CDKN3 promoted triple-negative breast cancer by inhibiting ferroptosis through the upregulation of HSP90.

[PURPOSE] The study aimed to investigate CDKN3 as a potential target for triple negative breast cancer (TNBC) and its mechanism in this type of cancer.

[METHODS] After lentiviral transfection, various assays, including CCK8, clonogenic assay, flow cytometry, transwell, and scratch tests were conducted. Additionally, we examined CDKN3's impact on iron-induced cell death through various cellular markers and iron-related proteins. To assess CDKN3's impact on ferroptosis, we utilized the ferroptosis inhibitor Ferrostatin-1 and activator Erastin. To examine CDKN3's involvement in iron-induced cell death in TNBC, we repeated the previous experiment after introducing an HSP90 inhibitor. A 4T1 mammary fat pad graft tumor model was also conducted to validate the results of our in vitro cellular experiments.
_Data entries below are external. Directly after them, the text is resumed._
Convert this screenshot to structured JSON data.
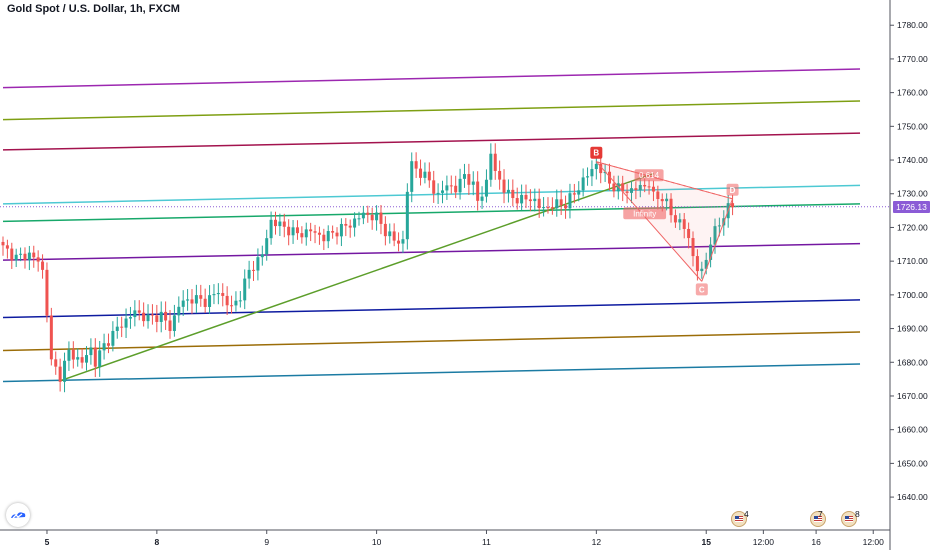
{
  "chart_data": {
    "type": "candlestick",
    "title": "Gold Spot / U.S. Dollar, 1h, FXCM",
    "symbol": "Gold Spot / U.S. Dollar",
    "interval": "1h",
    "source": "FXCM",
    "price_axis_position": "right",
    "y_range": [
      1633.5,
      1786.0
    ],
    "y_ticks": [
      1640,
      1650,
      1660,
      1670,
      1680,
      1690,
      1700,
      1710,
      1720,
      1730,
      1740,
      1750,
      1760,
      1770,
      1780
    ],
    "y_tick_labels": [
      "1640.00",
      "1650.00",
      "1660.00",
      "1670.00",
      "1680.00",
      "1690.00",
      "1700.00",
      "1710.00",
      "1720.00",
      "1730.00",
      "1740.00",
      "1750.00",
      "1760.00",
      "1770.00",
      "1780.00"
    ],
    "x_range_index": [
      0,
      195
    ],
    "x_tick_labels": [
      {
        "label": "5",
        "index": 5
      },
      {
        "label": "8",
        "index": 30
      },
      {
        "label": "9",
        "index": 55
      },
      {
        "label": "10",
        "index": 80
      },
      {
        "label": "11",
        "index": 105
      },
      {
        "label": "12",
        "index": 130
      },
      {
        "label": "15",
        "index": 155
      },
      {
        "label": "12:00",
        "index": 168
      },
      {
        "label": "16",
        "index": 180
      },
      {
        "label": "12:00",
        "index": 193
      }
    ],
    "last_price": 1726.13,
    "last_price_label": "1726.13",
    "colors": {
      "up": "#26a69a",
      "down": "#ef5350",
      "last_price": "#8b5bd6"
    },
    "candle_keypoints": [
      [
        0,
        1714
      ],
      [
        3,
        1711
      ],
      [
        6,
        1712
      ],
      [
        8,
        1710
      ],
      [
        9,
        1707
      ],
      [
        10,
        1695
      ],
      [
        11,
        1680
      ],
      [
        13,
        1676
      ],
      [
        15,
        1683
      ],
      [
        18,
        1680
      ],
      [
        20,
        1684
      ],
      [
        21,
        1680
      ],
      [
        23,
        1685
      ],
      [
        26,
        1690
      ],
      [
        30,
        1695
      ],
      [
        33,
        1693
      ],
      [
        36,
        1694
      ],
      [
        38,
        1690
      ],
      [
        40,
        1697
      ],
      [
        43,
        1699
      ],
      [
        46,
        1698
      ],
      [
        49,
        1701
      ],
      [
        52,
        1696
      ],
      [
        54,
        1700
      ],
      [
        56,
        1707
      ],
      [
        59,
        1712
      ],
      [
        61,
        1722
      ],
      [
        64,
        1720
      ],
      [
        67,
        1718
      ],
      [
        70,
        1719
      ],
      [
        73,
        1717
      ],
      [
        76,
        1719
      ],
      [
        79,
        1721
      ],
      [
        82,
        1724
      ],
      [
        85,
        1723
      ],
      [
        87,
        1719
      ],
      [
        89,
        1716
      ],
      [
        91,
        1716
      ],
      [
        92,
        1731
      ],
      [
        93,
        1739
      ],
      [
        95,
        1736
      ],
      [
        97,
        1734
      ],
      [
        99,
        1729
      ],
      [
        101,
        1733
      ],
      [
        103,
        1731
      ],
      [
        105,
        1736
      ],
      [
        107,
        1732
      ],
      [
        108,
        1728
      ],
      [
        110,
        1733
      ],
      [
        111,
        1742
      ],
      [
        112,
        1737
      ],
      [
        114,
        1731
      ],
      [
        116,
        1729
      ],
      [
        118,
        1728
      ],
      [
        120,
        1729
      ],
      [
        122,
        1726
      ],
      [
        124,
        1726
      ],
      [
        126,
        1727
      ],
      [
        128,
        1727
      ],
      [
        130,
        1730
      ],
      [
        132,
        1734
      ],
      [
        134,
        1737
      ],
      [
        135,
        1739
      ],
      [
        136,
        1737
      ],
      [
        137,
        1735
      ],
      [
        139,
        1732
      ],
      [
        141,
        1731
      ],
      [
        143,
        1731
      ],
      [
        145,
        1732
      ],
      [
        147,
        1733
      ],
      [
        148,
        1729
      ],
      [
        150,
        1729
      ],
      [
        151,
        1727
      ],
      [
        152,
        1724
      ],
      [
        153,
        1722
      ],
      [
        154,
        1722
      ],
      [
        155,
        1720
      ],
      [
        156,
        1716
      ],
      [
        157,
        1712
      ],
      [
        158,
        1708
      ],
      [
        159,
        1706
      ],
      [
        160,
        1711
      ],
      [
        161,
        1716
      ],
      [
        162,
        1719
      ],
      [
        164,
        1723
      ],
      [
        165,
        1727
      ],
      [
        166,
        1726
      ]
    ],
    "candle_wick": 1.6,
    "trend_lines": [
      {
        "color": "#9c27b0",
        "x1": 0,
        "y1": 1761.5,
        "x2": 195,
        "y2": 1767.0
      },
      {
        "color": "#7e9f13",
        "x1": 0,
        "y1": 1752.0,
        "x2": 195,
        "y2": 1757.5
      },
      {
        "color": "#a3134e",
        "x1": 0,
        "y1": 1743.0,
        "x2": 195,
        "y2": 1748.0
      },
      {
        "color": "#4dc9d3",
        "x1": 0,
        "y1": 1727.0,
        "x2": 195,
        "y2": 1732.5
      },
      {
        "color": "#17a86a",
        "x1": 0,
        "y1": 1721.8,
        "x2": 195,
        "y2": 1727.0
      },
      {
        "color": "#7417a1",
        "x1": 0,
        "y1": 1710.3,
        "x2": 195,
        "y2": 1715.2
      },
      {
        "color": "#0e1ba0",
        "x1": 0,
        "y1": 1693.3,
        "x2": 195,
        "y2": 1698.5
      },
      {
        "color": "#9b6d08",
        "x1": 0,
        "y1": 1683.5,
        "x2": 195,
        "y2": 1689.0
      },
      {
        "color": "#1b7ba3",
        "x1": 0,
        "y1": 1674.3,
        "x2": 195,
        "y2": 1679.5
      },
      {
        "color": "#5c9e2a",
        "x1": 13,
        "y1": 1674.5,
        "x2": 148,
        "y2": 1736.0
      }
    ],
    "harmonic_pattern": {
      "color": "#f06565",
      "points": [
        {
          "label": "B",
          "x": 135,
          "y": 1739.5
        },
        {
          "label": "C",
          "x": 159,
          "y": 1704.0
        },
        {
          "label": "D",
          "x": 166,
          "y": 1728.5
        }
      ],
      "ratios": [
        {
          "label": "0.614",
          "x": 147,
          "y": 1735.5
        },
        {
          "label": "Infinity",
          "x": 146,
          "y": 1724.2
        }
      ]
    }
  },
  "event_badges": [
    {
      "count": "4"
    },
    {
      "count": "7"
    },
    {
      "count": "8"
    }
  ]
}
[RESULTS] In vitro experiments demonstrated that overexpression of CDKN3 promoted the growth, invasion, and migration of breast cancer cells. It also facilitated cell cycle progression from G0/G1 phase to S phase and suppressed apoptosis in TNBC cells. The knockdown of CDKN3 was the exact opposite. Overexpression of CDKN3 increased HSP90 expression, while CDKN3 knockdown decreased HSP90 expression. The impact of CDKN3 on the proliferation, migration, invasion, and ferroptosis of TNBC cells was associated with HSP90. The in vivo and in vitro experimental results were consistent, showing that CDKN3 overexpression promoted tumor growth and inhibited ferroptosis.

[CONCLUSION] CDKN3 was an oncogene whose overexpression promoted the initiation and progression of TNBC by inhibiting HSP90-mediated ferroptosis.